Written by Stephen Battersby, the article reflects on the quiet, steady development of quantum sensors, and the huge potential offered by an incredibly miniature science.
In the article, Professor Bongs describes how cooling systems and lasers have enabled researchers at the Quantum Technology Hub to manipulate and measure the quantum states of atoms: “We are at this sweet spot where we have quantum systems under sufficient control”. The aim now is to reduce the size and weight of the sensors, to make them portable, cheaper and more adaptable for real-world applications.
Nicole Metje, Professor in Infrastructure Monitoring, speaks about developing quantum gravity sensors to detect buried infrastructure in the article. Aside from digging holes, it is currently very difficult to know what lies beneath the ground.
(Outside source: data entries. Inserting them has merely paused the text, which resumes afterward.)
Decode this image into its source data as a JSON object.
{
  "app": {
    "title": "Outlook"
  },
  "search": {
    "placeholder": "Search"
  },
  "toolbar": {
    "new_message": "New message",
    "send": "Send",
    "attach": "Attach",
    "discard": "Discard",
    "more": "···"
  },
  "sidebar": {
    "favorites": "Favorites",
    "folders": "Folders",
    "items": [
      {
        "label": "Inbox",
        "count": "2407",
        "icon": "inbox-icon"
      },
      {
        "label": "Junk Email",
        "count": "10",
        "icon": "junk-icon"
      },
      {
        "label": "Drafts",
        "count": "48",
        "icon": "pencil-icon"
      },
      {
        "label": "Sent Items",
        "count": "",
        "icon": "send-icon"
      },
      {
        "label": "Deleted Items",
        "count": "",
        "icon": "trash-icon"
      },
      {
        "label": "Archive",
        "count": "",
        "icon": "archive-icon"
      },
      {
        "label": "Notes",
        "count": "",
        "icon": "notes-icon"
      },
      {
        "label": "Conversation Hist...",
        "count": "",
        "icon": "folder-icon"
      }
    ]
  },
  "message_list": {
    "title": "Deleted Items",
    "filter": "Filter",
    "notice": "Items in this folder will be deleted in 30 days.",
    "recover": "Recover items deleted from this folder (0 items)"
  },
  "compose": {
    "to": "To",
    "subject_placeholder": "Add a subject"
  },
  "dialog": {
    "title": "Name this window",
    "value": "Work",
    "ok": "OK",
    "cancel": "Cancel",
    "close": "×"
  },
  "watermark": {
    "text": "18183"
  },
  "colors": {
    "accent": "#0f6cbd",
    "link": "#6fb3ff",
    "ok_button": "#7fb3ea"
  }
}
Current technology offer a limited subterranean view of the underground, but quantum sensors will enable engineers to peer through the ground and assess the underground assets much deeper and accurately than ever before.
Researchers at the Quantum Technology Hub are working with industry to transition the technology out of the labs into garida.net uncontrolled environments, ensuring its capabilities and resilience. An example of this is the prototype gradiometer, named the Gravity Imager, which was successfully field-tested in 2018. This technology will be able to spot a water-filled pipe twice as deep as current technology can manage, and efforts are now being made to reduce the size of the sensor.
Magnetic quantum sensors are also being developed, using the magnetoencephalography technique, to enable non-invasive brain monitoring. This will greatly help the healthcare sector in terms of diagnosing brain conditions such as dementia, and even epilepsy in children.
Quantum sensors are just at the ‘verge of commercial reality’, and there are still huge opportunities for improvements and more technological advancements as development continues.